I wasn't there this year, but I was there last year, and my impression was that the anti-choice constiuency was mostly White and Latino (from what I recall). I think the idea is interesting, but my sense is that the Chinese American Christian groups at UC Berkeley and Stanford haven't dropped abortion as an issue or anything. Just my sense of things. Sounds like it was a great day overall!
Wow, last year (2009) was the 5th Walk I've attended. The first walk was about the size you've suggested, with only 7000 in attendance, but the 2009 walk had a confirmed 32,000 walkers completing the event at Marina Green (they actually had someone standing there, counting people as they completed the walk).
I used to be vehemently Pro-Choice, you see, I've had 2 abortions, so I had a pretty serious reason to feel the need to insist that my choice had been a good choice. And any time anyone brought up the subject of abortion, I got angry, really angry that anyone would dare challenge my right to choose. The thing is, nearly 30 years later, I still felt that anger, it still really got to me, and I absolutely refused to discuss the subject.
You know, I only found a way to let go of that anger when I finally took the time to open myself up to looking at the subject, on my own terms, but honestly, allowing the possibility that I might be wrong. And when I allowed myself that freedom, the freedom to accept that I might be wrong, the freedom to read about, talk about, consider the subject, rather than simply digging in my heals, that's when the wall came crumbling down, and the pain I'd been masking was finally set free. I admitted I was wrong, and I was able to move past it.
I now walk on the side of the Pro-Lifer's and I will until the day that I die. I'm no longer afraid to talk about the subject, and I am happy to do so without condemning those who disagree with me. You see, I thought that the pro-life side was angry, but I now see that I was the one who was angry, I was the one who thought they'd condemn me. They haven't. For a while, after realizing that abortion is wrong, I kept my abortions a secret, as I worked along-side my pro-life, new found friends. Then, finally, I could be Silent No More and I shared with people, one at a time, each time expecting to pay the price of a friendship for speaking out.
These people you suggest are against women have been the ones there for the women who are pregnant and frightened. They are the ones who are willing to open their homes, to feed them, to provide them with cribs, strollers, car seats, diapers, job training, rent payments, whatever it takes to help a woman get her feet back on the ground after the trauma of a surprise pregnancy. The Planned Parenthood folks, they have one "choice" to offer, pay and we'll kill your kid," although they'll tell you it's "product of conception" and merely "a clump of cells." But by 21 days, there is a fetal heartbeat, by the time they perform abortions, there are arms and legs, fingers and toes. You see, they have to wait until they can count the extremities to ensure they've gotten the whole thing out, and don't leave behind parts that will make the woman sick.

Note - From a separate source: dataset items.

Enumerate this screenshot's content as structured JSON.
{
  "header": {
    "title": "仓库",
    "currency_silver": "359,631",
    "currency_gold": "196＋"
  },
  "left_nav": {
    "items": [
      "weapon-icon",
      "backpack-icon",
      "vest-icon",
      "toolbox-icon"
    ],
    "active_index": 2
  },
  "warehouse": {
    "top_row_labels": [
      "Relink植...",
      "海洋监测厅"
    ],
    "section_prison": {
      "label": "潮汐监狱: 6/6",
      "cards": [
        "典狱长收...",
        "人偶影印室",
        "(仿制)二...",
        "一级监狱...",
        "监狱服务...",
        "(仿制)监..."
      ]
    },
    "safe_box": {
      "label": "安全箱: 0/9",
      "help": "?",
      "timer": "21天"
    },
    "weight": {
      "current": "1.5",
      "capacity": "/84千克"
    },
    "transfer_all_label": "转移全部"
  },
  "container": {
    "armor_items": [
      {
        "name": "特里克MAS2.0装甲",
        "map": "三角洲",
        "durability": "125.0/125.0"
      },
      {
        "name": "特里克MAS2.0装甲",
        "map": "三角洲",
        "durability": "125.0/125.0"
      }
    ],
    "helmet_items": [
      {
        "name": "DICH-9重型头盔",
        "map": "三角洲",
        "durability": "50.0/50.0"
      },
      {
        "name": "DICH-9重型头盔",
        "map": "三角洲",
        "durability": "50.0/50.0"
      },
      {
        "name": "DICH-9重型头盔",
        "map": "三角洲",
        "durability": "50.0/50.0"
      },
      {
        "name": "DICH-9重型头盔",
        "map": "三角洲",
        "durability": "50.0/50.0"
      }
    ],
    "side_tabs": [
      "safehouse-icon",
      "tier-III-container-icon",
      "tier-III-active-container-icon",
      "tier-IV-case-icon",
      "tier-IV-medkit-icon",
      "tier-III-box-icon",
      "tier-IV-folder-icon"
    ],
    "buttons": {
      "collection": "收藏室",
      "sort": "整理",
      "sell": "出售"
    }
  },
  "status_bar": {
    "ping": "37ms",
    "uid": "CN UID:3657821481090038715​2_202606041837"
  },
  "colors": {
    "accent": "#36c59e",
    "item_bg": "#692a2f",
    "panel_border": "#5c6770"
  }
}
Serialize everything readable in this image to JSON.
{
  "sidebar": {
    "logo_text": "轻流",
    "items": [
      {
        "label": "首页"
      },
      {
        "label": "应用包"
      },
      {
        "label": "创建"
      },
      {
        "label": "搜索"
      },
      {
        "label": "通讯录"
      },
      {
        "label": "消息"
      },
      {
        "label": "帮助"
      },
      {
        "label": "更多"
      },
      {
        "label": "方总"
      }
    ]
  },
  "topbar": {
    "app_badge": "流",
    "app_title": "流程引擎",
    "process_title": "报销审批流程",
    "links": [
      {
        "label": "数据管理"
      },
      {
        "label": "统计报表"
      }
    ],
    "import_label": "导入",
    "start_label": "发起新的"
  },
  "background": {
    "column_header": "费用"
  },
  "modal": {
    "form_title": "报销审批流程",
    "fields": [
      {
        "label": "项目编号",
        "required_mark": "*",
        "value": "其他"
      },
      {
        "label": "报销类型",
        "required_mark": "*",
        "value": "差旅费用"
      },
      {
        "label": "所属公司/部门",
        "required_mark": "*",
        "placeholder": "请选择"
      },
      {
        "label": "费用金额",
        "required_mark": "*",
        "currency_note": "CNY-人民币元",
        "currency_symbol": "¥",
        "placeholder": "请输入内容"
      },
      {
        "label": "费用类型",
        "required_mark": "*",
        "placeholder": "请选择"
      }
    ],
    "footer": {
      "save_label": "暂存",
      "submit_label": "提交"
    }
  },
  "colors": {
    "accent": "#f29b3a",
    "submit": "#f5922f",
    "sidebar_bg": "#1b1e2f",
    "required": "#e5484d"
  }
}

It's the Pro-Life people who believe a woman is strong enough to deserve the truth, so she can make an informed decision. It's the Pro-Life people who believe a woman is strong enough to handle the challenges that life throws her, that she's creative enough, inventive enough, capable enough to make a choice that doesn't require the death of her child.
You see, it's now been over 30 years since I had my first (of two) abortions, and I still miss the son I never held. I wonder what he would have been like. I miss my second child as well. These guys would have changed the course of my life, absolutely, but who's to say it would have been for the worse?